I don’t know what “going home” looks like for you. Maybe it is a hard, difficult look at the places that have made you who you are and being curious about it. Maybe it is looking at the place where you live and move and have your being right now, and asking yourself, is this life you’re living and creating, helping to effect the change you desire for the world. Returning home—moving toward wholeness– is what God most desires for us and the pathway as Isaiah and other prophets make clear, will not always be simple, clear or easy. But each time we go to those places—whether it is a street address or the part of your heart that has been hollowed out by complacency, sorrow, fear, and anguish—each time we go to those places we have to look oh so carefully lest we miss what God is doing in front of our very eyes.
About a week ago I finally made it over to the Holocaust Museum in Skokie—I pass it all the time but never made it in. I’d been urged by friends from church and the community to check out the exhibit on race. It is a well done exhibit that takes the anthropological approach to reinforce the idea of race as a social construct but that also explains the evolution of physical features that account for the diversity in the human family.
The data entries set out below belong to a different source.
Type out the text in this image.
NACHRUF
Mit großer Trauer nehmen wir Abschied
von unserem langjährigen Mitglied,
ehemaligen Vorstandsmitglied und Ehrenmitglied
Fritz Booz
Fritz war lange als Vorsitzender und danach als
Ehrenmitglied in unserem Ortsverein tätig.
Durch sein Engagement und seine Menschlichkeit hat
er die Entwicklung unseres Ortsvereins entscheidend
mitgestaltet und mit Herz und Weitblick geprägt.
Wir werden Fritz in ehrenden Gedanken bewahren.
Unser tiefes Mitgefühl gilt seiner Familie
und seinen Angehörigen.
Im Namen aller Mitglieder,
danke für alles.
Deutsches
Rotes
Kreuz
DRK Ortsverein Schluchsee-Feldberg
It also has what seems to be hours of video of personal testimony from folks speaking of discrimination, bias, and genocidal violence because of racism in this country. The exhibit is a good one but, frankly, didn’t tell me anything I didn’t really already know. It reminded me that what is happening to Black men today is part of a long string of racial atrocities. I left feeling a bit exhausted and a bit resigned that it was ever thus, and ever shall be. After I exited the exhibit I made my way to the gift shop. I thought I might check out the permanent exhibit about the horrors of the Jewish Holocaust but I didn’t want to take in more depressing narratives—I was full up. As I entered the gift shop a man pointed to a table where another, older, White man was siting and he asked me, “Would you like to meet a Holocaust survivor?” So I gave the only answer I could give. “Of course. Of course, I do.”